Strona:PL Aleksander Fredro - Dzieła tom IV.djvu/071

Ta strona została przepisana.
(do Anieli).

O, nie, tych myśli Aniela nie dzieli.
Bóg to karzący za ciężkie przewiny,
Nienawiść w sercu zaszczepił człowieka;
A twoja dusza z jakiejże przyczyny
Mogłaby ściągnąć cząstkę takiej kary?
Powiedz mi raczej, iż nie dajesz wiary,
Ze miłość istnie, że może być szczera,
Dosyć w tém złego już na ciebie czeka.
Ach, niedowiarstwo jest to ostre ciernie;
Zwolna je w bukiet doświadczenie zbiera,
By go starości w końcu oddać wiernie!
Lecz czysta ufność, to młodości kwiecie!

Aniela.

Co wcześniej, później wiatr postrąca przecie.

Gustaw.

Tak, później trochę wietrzyk kwiat pozgania,
A owoc wzrośnie — koniec porównania.

(zbliżając krzesło i siadając, po krótkiém milczeniu)

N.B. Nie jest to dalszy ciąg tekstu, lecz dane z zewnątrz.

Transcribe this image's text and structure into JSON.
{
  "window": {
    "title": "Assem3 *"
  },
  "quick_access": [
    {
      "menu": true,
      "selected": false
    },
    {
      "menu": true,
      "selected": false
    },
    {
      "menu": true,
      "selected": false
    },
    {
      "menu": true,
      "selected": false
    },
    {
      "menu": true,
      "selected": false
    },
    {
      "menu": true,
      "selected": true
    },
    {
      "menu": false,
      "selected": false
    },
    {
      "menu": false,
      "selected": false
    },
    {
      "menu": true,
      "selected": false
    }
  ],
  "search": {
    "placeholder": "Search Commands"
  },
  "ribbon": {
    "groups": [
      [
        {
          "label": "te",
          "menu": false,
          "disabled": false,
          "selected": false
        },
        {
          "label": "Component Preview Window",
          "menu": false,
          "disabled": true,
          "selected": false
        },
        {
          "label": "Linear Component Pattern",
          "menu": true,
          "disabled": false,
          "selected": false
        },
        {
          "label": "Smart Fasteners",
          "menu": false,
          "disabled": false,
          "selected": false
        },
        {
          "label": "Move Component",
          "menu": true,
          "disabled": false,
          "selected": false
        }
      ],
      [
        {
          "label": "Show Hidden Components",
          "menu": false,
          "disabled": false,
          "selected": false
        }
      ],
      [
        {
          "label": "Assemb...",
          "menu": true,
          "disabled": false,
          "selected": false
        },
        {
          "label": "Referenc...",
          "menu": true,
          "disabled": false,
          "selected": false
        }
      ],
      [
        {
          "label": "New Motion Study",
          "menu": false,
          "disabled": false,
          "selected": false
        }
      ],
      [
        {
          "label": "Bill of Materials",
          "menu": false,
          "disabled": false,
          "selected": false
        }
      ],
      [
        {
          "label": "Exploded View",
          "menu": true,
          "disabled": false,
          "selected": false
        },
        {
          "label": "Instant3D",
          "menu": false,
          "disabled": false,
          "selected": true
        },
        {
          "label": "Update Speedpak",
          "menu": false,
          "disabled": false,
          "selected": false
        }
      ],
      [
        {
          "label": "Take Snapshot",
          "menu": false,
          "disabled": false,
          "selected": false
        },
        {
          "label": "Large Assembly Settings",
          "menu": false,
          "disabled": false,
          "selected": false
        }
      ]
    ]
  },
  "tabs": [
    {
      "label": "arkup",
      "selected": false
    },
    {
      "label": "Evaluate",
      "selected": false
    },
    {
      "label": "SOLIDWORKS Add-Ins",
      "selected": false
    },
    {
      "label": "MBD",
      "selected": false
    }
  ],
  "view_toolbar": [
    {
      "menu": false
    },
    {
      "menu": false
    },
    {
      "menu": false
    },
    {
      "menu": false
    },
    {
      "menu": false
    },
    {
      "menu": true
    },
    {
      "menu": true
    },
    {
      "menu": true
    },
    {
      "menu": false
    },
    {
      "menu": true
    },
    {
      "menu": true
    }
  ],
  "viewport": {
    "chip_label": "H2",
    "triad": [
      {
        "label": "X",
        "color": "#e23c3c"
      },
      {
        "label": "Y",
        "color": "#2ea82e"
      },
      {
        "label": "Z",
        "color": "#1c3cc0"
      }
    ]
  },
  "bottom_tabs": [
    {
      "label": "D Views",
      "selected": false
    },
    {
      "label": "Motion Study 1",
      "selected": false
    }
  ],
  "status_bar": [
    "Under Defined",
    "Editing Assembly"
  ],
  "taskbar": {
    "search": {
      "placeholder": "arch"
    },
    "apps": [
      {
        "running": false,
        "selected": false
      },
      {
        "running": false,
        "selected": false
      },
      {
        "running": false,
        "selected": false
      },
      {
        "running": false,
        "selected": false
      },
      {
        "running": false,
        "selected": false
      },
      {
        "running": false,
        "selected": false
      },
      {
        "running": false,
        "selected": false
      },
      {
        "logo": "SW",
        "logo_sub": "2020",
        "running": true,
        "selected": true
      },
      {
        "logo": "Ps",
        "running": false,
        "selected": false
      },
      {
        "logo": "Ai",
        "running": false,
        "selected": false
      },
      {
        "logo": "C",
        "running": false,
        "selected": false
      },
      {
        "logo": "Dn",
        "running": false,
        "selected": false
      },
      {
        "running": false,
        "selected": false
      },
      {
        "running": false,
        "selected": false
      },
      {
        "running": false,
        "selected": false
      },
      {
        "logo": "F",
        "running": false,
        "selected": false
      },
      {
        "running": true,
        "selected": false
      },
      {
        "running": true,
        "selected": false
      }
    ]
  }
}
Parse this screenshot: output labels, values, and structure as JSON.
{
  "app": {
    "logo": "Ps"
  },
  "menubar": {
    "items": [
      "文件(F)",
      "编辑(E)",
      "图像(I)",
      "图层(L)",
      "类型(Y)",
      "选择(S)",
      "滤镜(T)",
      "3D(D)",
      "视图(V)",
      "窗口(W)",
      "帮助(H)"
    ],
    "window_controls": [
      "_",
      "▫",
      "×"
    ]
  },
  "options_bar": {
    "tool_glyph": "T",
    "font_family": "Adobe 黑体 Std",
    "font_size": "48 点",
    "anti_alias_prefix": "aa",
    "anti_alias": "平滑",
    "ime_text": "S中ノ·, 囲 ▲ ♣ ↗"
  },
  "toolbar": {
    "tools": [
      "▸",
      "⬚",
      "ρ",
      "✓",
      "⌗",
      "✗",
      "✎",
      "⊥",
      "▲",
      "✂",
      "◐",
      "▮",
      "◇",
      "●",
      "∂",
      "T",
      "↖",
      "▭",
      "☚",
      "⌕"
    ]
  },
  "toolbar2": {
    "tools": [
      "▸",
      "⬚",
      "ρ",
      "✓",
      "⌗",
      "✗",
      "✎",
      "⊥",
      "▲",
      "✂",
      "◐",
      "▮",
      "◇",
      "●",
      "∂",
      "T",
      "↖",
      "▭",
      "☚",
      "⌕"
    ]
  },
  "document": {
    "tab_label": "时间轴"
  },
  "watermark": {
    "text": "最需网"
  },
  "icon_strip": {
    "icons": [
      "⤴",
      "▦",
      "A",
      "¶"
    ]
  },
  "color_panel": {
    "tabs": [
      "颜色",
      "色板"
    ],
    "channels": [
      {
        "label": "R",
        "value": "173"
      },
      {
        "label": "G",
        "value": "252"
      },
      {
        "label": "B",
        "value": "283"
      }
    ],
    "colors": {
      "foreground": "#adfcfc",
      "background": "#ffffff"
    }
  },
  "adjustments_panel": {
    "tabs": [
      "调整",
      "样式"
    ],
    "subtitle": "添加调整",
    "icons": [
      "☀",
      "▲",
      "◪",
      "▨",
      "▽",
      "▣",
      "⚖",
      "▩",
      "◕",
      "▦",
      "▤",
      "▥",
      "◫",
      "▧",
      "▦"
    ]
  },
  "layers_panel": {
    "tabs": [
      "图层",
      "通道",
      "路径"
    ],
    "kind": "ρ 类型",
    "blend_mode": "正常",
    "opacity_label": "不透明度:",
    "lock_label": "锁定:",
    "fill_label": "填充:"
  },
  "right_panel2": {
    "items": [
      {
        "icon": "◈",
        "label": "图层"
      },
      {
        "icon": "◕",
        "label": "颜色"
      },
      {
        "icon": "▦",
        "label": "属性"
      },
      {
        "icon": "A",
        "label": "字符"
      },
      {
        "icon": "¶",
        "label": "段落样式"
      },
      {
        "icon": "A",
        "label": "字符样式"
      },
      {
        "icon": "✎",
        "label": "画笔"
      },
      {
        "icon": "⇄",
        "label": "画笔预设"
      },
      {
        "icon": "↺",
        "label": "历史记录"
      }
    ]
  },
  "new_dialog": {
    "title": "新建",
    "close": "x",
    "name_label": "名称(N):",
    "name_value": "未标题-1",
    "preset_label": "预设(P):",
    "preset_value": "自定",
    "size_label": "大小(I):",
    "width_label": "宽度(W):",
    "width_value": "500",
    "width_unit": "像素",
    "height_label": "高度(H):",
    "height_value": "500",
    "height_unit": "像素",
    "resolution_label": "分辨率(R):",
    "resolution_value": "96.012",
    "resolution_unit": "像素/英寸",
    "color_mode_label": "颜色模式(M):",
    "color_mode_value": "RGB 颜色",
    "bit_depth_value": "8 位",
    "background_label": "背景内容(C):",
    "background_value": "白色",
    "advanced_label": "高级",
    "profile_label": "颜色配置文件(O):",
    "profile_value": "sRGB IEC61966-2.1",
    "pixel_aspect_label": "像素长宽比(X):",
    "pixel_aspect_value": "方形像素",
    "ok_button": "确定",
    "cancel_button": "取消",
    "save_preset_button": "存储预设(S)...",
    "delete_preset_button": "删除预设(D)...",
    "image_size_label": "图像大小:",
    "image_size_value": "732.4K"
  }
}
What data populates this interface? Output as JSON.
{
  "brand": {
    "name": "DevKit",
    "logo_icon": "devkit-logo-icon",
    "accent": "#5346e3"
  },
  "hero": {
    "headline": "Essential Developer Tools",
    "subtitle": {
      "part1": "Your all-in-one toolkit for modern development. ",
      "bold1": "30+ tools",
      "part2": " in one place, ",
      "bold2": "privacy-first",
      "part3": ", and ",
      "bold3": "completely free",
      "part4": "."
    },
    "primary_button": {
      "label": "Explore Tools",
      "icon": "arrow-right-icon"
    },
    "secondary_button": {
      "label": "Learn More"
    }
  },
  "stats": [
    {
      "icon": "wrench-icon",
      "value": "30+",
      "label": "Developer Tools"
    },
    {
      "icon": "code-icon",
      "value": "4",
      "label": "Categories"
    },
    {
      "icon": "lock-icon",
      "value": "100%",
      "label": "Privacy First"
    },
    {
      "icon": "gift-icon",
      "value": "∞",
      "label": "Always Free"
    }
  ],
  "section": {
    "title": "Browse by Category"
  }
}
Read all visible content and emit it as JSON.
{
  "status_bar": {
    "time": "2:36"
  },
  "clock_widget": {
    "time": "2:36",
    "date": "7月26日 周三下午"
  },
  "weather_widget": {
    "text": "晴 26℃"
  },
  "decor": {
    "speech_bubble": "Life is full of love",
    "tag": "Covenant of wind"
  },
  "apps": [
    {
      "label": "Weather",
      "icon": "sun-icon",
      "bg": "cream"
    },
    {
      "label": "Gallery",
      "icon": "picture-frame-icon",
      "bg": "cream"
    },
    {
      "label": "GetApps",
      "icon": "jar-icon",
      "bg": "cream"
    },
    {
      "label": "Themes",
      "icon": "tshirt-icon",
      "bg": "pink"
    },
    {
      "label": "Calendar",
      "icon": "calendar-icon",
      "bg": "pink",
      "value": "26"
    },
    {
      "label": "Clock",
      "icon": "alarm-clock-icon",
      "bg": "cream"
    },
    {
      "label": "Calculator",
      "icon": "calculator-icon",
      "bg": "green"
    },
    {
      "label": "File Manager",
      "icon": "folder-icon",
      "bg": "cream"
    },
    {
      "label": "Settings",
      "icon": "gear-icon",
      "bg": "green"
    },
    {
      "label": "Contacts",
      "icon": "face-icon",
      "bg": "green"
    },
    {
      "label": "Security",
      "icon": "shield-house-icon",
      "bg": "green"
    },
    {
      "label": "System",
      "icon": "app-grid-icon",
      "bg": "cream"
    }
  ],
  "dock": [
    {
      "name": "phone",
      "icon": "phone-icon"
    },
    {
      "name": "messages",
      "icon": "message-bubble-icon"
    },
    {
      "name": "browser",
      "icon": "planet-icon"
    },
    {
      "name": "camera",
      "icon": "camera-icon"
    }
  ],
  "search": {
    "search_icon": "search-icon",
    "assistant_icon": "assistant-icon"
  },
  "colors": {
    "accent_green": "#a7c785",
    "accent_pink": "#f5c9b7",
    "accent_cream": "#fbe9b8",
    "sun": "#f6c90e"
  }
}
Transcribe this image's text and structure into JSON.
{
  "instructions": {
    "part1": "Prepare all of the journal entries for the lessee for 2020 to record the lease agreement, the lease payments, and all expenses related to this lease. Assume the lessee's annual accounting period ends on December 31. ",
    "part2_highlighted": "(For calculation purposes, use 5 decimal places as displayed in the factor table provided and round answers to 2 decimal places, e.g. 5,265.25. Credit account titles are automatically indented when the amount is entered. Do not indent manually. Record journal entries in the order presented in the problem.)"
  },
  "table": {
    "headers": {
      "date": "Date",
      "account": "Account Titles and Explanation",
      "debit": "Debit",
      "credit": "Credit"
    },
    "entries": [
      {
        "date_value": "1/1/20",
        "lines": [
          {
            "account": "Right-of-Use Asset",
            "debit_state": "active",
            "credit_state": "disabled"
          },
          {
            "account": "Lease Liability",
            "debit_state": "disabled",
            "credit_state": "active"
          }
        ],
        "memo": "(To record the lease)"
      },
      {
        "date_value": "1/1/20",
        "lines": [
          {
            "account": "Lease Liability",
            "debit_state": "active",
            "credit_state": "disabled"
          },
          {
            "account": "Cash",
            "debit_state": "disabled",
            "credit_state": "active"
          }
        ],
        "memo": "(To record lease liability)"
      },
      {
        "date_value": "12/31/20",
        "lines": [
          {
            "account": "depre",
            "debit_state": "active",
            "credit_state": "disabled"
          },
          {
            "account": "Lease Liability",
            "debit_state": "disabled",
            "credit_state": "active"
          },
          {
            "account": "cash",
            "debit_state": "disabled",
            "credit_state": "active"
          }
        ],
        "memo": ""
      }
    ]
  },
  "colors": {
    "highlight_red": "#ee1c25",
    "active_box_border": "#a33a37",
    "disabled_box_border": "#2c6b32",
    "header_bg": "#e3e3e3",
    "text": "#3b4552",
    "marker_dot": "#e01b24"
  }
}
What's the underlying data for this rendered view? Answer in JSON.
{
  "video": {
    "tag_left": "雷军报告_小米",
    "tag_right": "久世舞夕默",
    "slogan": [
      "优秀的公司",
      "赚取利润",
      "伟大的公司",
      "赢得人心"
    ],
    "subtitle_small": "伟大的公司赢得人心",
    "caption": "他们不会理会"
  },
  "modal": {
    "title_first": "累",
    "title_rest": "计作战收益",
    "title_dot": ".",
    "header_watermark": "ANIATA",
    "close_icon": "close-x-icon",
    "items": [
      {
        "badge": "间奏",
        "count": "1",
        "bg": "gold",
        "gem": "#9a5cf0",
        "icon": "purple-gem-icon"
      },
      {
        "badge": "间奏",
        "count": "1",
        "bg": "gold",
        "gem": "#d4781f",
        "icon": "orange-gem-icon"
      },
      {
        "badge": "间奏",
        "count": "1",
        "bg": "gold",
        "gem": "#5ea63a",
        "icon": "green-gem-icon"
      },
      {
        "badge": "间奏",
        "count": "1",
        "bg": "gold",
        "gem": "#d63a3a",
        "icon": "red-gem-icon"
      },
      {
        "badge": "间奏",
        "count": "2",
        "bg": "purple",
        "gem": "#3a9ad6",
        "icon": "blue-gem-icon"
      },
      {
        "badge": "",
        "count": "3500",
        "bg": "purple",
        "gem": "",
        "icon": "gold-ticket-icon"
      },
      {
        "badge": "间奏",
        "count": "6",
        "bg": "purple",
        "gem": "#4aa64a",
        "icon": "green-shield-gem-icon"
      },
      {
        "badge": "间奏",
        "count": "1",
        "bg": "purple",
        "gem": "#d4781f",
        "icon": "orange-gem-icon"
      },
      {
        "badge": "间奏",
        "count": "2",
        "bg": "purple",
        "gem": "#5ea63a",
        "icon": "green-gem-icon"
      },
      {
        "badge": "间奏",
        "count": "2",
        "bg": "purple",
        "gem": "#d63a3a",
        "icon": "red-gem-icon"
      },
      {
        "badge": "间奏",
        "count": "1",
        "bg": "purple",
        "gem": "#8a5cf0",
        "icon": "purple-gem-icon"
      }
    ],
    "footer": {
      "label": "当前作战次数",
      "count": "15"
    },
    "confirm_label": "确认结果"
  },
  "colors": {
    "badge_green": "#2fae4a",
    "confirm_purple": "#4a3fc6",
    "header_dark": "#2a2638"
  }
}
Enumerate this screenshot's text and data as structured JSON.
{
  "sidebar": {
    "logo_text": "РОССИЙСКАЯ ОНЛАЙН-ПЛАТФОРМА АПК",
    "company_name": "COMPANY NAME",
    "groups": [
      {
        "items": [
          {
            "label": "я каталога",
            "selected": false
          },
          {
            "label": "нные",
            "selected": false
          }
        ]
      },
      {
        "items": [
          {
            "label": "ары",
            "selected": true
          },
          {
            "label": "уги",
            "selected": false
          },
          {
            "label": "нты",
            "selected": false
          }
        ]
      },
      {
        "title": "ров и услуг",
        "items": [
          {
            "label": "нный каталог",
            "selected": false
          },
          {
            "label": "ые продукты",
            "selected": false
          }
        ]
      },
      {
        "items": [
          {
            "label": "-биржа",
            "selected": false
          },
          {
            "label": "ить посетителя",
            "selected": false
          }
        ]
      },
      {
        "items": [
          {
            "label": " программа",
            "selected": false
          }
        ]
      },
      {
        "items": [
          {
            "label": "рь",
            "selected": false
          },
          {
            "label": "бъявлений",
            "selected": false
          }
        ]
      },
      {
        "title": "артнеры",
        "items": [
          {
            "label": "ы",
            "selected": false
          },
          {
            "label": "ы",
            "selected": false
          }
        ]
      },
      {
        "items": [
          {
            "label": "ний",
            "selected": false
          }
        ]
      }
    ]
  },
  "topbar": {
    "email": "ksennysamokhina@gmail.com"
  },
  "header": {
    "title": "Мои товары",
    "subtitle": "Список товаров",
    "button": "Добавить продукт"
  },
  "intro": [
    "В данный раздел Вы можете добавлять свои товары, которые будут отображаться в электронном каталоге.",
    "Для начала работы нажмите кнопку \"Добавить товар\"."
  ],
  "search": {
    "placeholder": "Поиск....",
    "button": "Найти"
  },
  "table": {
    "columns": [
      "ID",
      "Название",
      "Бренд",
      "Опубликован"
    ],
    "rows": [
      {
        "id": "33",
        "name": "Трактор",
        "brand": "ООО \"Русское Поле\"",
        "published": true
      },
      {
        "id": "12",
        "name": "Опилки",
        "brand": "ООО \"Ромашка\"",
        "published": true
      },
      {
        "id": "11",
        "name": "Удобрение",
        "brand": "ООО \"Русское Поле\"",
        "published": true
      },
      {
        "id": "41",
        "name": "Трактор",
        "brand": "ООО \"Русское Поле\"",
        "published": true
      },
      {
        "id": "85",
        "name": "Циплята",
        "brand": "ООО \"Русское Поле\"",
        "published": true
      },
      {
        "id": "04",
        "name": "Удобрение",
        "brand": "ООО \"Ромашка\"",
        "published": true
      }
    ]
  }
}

Nie zasłużyłem na nienawiść wcale,
Lecz na gniew bardzo.

Aniela (bardzo obojętnie przez całą scenę — robotą zajęta — )

Nie na mój.

Gustaw.

Twój, pani.

Aniela.

Nic nie wiem.

Gustaw.

O, wiesz — lecz przebacz wspaniale
Temu, co szczerze własną płochość gani.

Aniela.

Czemuż z tém do mnie?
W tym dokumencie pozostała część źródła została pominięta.